Linux is uniquely positioned in the OS space with implementations in both the smartphone and feature phone segments. This is in sharp contrast to Symbian, Windows Mobile and Palm which have focused on the smartphone segment. However, Linux phones still represent a small segment of the overall handset market.

Some key benefits of Linux as a mobile OS include its small kernel size, open source, and low (no) cost. As a result, there are a number of Linux-based solutions in the marketplace including products from MontaVista and Wind River and proprietary systems utilized by Motorola, ACCESS, BenQ, and others. In addition, PalmSource has announced the development of its Access Linux Platform (ALP) for smartphones, which IMS Research believes may be commercially available in late 2007.

This does not mean that Linux is without challenges. The most significant of these is the lack of a single set of standards. There are currently a number of industry organizations that are trying to address this issue, including the Linux Phone Standards forum (LiPS), the Open Source Development Labs (OSDL) Mobile Linux Initiative, and the Mobilinux Open Framework Platform to name a few. Despite these efforts, there has not been significant forward progress on a platform standard.

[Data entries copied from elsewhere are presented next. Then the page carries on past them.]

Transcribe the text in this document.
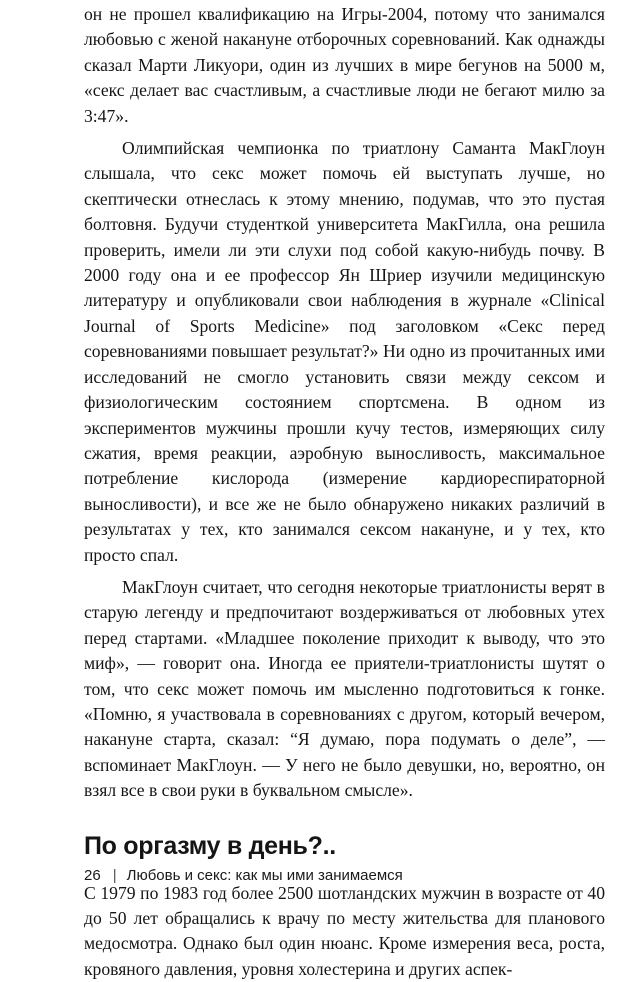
он не прошел квалификацию на Игры-2004, потому что занимался любовью с женой накануне отборочных соревнований. Как однажды сказал Марти Ликуори, один из лучших в мире бегунов на 5000 м, «секс делает вас счастливым, а счастливые люди не бегают милю за 3:47».

Олимпийская чемпионка по триатлону Саманта МакГлоун слышала, что секс может помочь ей выступать лучше, но скептически отнеслась к этому мнению, подумав, что это пустая болтовня. Будучи студенткой университета МакГилла, она решила проверить, имели ли эти слухи под собой какую-нибудь почву. В 2000 году она и ее профессор Ян Шриер изучили медицинскую литературу и опубликовали свои наблюдения в журнале «Clinical Journal of Sports Medicine» под заголовком «Секс перед соревнованиями повышает результат?» Ни одно из прочитанных ими исследований не смогло установить связи между сексом и физиологическим состоянием спортсмена. В одном из экспериментов мужчины прошли кучу тестов, измеряющих силу сжатия, время реакции, аэробную выносливость, максимальное потребление кислорода (измерение кардиореспираторной выносливости), и все же не было обнаружено никаких различий в результатах у тех, кто занимался сексом накануне, и у тех, кто просто спал.

МакГлоун считает, что сегодня некоторые триатлонисты верят в старую легенду и предпочитают воздерживаться от любовных утех перед стартами. «Младшее поколение приходит к выводу, что это миф», — говорит она. Иногда ее приятели-триатлонисты шутят о том, что секс может помочь им мысленно подготовиться к гонке. «Помню, я участвовала в соревнованиях с другом, который вечером, накануне старта, сказал: “Я думаю, пора подумать о деле”, — вспоминает МакГлоун. — У него не было девушки, но, вероятно, он взял все в свои руки в буквальном смысле».

По оргазму в день?..

С 1979 по 1983 год более 2500 шотландских мужчин в возрасте от 40 до 50 лет обращались к врачу по месту жительства для планового медосмотра. Однако был один нюанс. Кроме измерения веса, роста, кровяного давления, уровня холестерина и других аспек-

26 | Любовь и секс: как мы ими занимаемся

The recent announcement from Motorola, NTT DoCoMo, Vodaphone, NEC, Panasonic, and Samsung Electronics that they will form a foundation to pursue a uniform open Linux-based platform could mark a turning point for the future of Linux as a mobile OS. Foundation members have stated that they hope to see the first handsets shipping based on the uniform platform by 2007. While this might appear to be an ambitious goal, it is important to note the considerable experience that each of the member companies has with Linux. In particular, NTT DoCoMo has been utilizing MOAP-L, a Linux derivative on their Japanese handsets, while Motorola has been using EZX for several of their models. This experience should help to streamline the development process.